Fünf Kandidaten bewerben sich für das höchste Staatsamt, von denen nach den letzten Umfragen Rodrigo Duterte die besten Chancen auf einen Wahlsieg hat.
Manuel A. Roxas II. (Liberal Party, LP), Exinnenminister und von Präsident Aquino als dessen Nachfolger nominiert, gehört wie sein Boss einer alteingesessenen Politikerkaste an. Sein Großvater hatte während des Zweiten Weltkrieges mit den japanischen Besatzern kollaboriert und wurde 1946 mit massiver Unterstützung seitens des US-Generals Douglas MacArthur ins Präsidentenamt gehievt. Als ein in den USA ausgebildeter Wirtschaftsfachmann und Investmentbanker verfolgt Roxas einen stramm neoliberalen Kurs und steht für Kontinuität im Sinne der von Aquino eingeleiteten Politik des „daang matuwid“ (so viel wie „gradliniger“ oder „direkter Weg“). Für Teile des Establishments gilt er mithin als Garant einer kalkulierbaren Politik. Seine Umfrageergebnisse aber sind bislang miserabel, weil er als unterkühlter Technokrat bei der Masse der Wähler nicht ankommt.
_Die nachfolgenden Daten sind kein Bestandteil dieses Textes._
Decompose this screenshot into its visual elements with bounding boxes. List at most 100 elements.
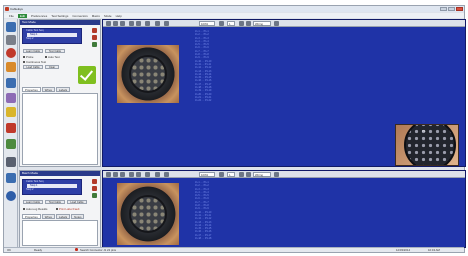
connector-icon[interactable] [6,48,16,58]
menu-test-settings[interactable]: Test Settings [51,14,68,18]
wire-entry: J1-18 .... P1-18 [195,237,212,241]
mode-select[interactable]: Wiring [253,172,271,177]
probe-icon[interactable] [6,93,16,103]
auto-test-option[interactable]: Auto Test [45,55,60,59]
erase-icon[interactable] [6,123,16,133]
font-icon[interactable] [136,21,141,26]
continuous-test-option[interactable]: Continuous Test [23,60,46,64]
tab-properties[interactable]: Properties [22,214,41,219]
option-label: Print Label Fault [59,207,80,211]
menu-help[interactable]: Help [116,14,122,18]
tab-wires[interactable]: Wires [41,87,55,92]
chevron-left-icon[interactable] [239,172,244,177]
tab-labels[interactable]: Labels [55,214,71,219]
load-cable-button[interactable]: Load Cable [67,200,87,204]
test-icon[interactable] [6,22,16,32]
add-step-icon[interactable] [92,179,97,184]
tab-wires[interactable]: Wires [41,214,55,219]
viewer-toolbar: 100% 1 Wiring [103,171,465,178]
fit-icon[interactable] [219,21,224,26]
wire-list: J1-1 .... P1-1 J1-2 .... P1-2 J1-3 .... … [195,181,211,240]
pass-check-icon [78,66,96,84]
sequence-item[interactable]: Step 2 [23,37,81,41]
mode-select[interactable]: Wiring [253,21,271,26]
flip-icon[interactable] [155,21,160,26]
chevron-left-icon[interactable] [239,21,244,26]
record-icon [75,248,78,251]
maximize-button[interactable] [448,7,455,11]
report-icon[interactable] [6,139,16,149]
add-step-icon[interactable] [92,28,97,33]
sequence-list[interactable]: Cable Test Seq Step 1 Step 2 [22,179,82,195]
chevron-right-icon[interactable] [246,21,251,26]
page-field[interactable]: 1 [227,172,235,177]
bottom-connector-viewer: 100% 1 Wiring J1-1 .... P1-1 J1-2 .... P… [102,170,466,248]
panel-header: Test Mode [20,20,100,25]
print-icon[interactable] [6,35,16,45]
properties-area [22,93,98,165]
menu-preferences[interactable]: Preferences [31,14,47,18]
pointer-icon[interactable] [106,172,111,177]
rotate-icon[interactable] [145,21,150,26]
text-icon[interactable] [129,21,134,26]
learn-cable-button[interactable]: Learn Cable [23,49,43,53]
learn-cable-button[interactable]: Learn Cable [23,200,43,204]
settings-small-icon[interactable] [274,21,279,26]
fit-icon[interactable] [219,172,224,177]
close-button[interactable] [456,7,463,11]
clear-button[interactable]: Clear [45,65,59,69]
edit-icon[interactable] [6,62,16,72]
test-cable-button[interactable]: Test Cable [45,200,65,204]
paint-icon[interactable] [6,107,16,117]
tab-labels[interactable]: Labels [55,87,71,92]
connector-photo [117,183,179,245]
arrow-icon[interactable] [6,173,16,183]
run-step-icon[interactable] [92,42,97,47]
test-cable-button[interactable]: Test Cable [45,49,65,53]
menu-bar: File Edit Preferences Test Settings Conn… [4,13,464,18]
page-field[interactable]: 1 [227,21,235,26]
tab-properties[interactable]: Properties [22,87,41,92]
tab-notes[interactable]: Notes [71,214,85,219]
minimize-button[interactable] [440,7,447,11]
load-cable-button[interactable]: Load Cable [23,65,43,69]
left-toolbar [4,19,18,250]
chevron-right-icon[interactable] [246,172,251,177]
run-step-icon[interactable] [92,193,97,198]
connector-disk [404,125,456,165]
app-window: CableEye File Edit Preferences Test Sett… [3,5,466,253]
zoom-out-icon[interactable] [120,172,125,177]
wizard-icon[interactable] [6,78,16,88]
font-icon[interactable] [136,172,141,177]
flip-icon[interactable] [155,172,160,177]
test-mode-panel: Test Mode Cable Test Seq Step 1 Step 2 L… [19,19,101,167]
mating-connector-thumbnail[interactable]: P1 [395,124,459,166]
sequence-item[interactable]: Step 2 [23,188,81,192]
settings-small-icon[interactable] [274,172,279,177]
zoom-in-icon[interactable] [113,21,118,26]
help-icon[interactable] [6,191,16,201]
pointer-icon[interactable] [106,21,111,26]
zoom-field[interactable]: 100% [199,21,215,26]
rotate-icon[interactable] [145,172,150,177]
print-label-option[interactable]: Print Label Fault [56,207,79,211]
top-connector-viewer: 100% 1 Wiring J1-1 .... P1-1 J1-2 .... P… [102,19,466,167]
auto-log-option[interactable]: Auto-Log Results [23,207,47,211]
sequence-list[interactable]: Cable Test Seq Step 1 Step 2 [22,28,82,44]
delete-step-icon[interactable] [92,186,97,191]
menu-file[interactable]: File [9,14,14,18]
settings-icon[interactable] [6,157,16,167]
zoom-in-icon[interactable] [113,172,118,177]
probe-option[interactable]: Probe [23,55,33,59]
delete-step-icon[interactable] [92,35,97,40]
menu-macro[interactable]: Macro [92,14,100,18]
zoom-field[interactable]: 100% [199,172,215,177]
zoom-out-icon[interactable] [120,21,125,26]
wire-entry: J1-22 .... P1-22 [195,99,212,103]
menu-edit[interactable]: Edit [17,13,28,18]
menu-connectors[interactable]: Connectors [72,14,87,18]
grid-icon[interactable] [164,21,169,26]
menu-mode[interactable]: Mode [104,14,112,18]
text-icon[interactable] [129,172,134,177]
grid-icon[interactable] [164,172,169,177]
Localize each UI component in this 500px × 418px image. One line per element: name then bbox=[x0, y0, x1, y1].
Jejomar Binay (United Nationalist Alliance, UNA) ist noch amtierender Vizepräsident, der lange in der Gunst der Wähler auf Platz 1 stand. Langjährig dominierte er gemeinsam mit seiner Familie das politische Geschehen in Manilas Geschäfts- und Finanzdistrikt Makati, dessen Bürgermeister er und sein zwischenzeitlich geschasster Sohn-Nachfolger Junjun waren. Im Sommer 2015 kam es zum offenen Zerwürfnis zwischen ihm und dem Präsidenten – einmalig in der 70-jährigen Geschichte der Republik. Binay sieht sich massiven Korruptionsvorwürfen ausgesetzt, die er mit dem Hinweis abtut, diese seien einzig politisch motiviert, um seine Präsidentschaft zu blockieren. Binay, einst ein Menschenrechtsanwalt während der Marcos-Ära, setzt den Schwerpunkt seiner Politik auf kostenlose Mutterschaftshilfe, Gesundheitsfürsorge für Kinder und ältere Personen, kostenlose medizinische Beratung und Medikamente sowie finanzielle Unterstützung bei Krankenhausaufenthalten. Somit möchte er sich als „pro-masa“, für die Masse der Armen und Marginalisierten, profilieren.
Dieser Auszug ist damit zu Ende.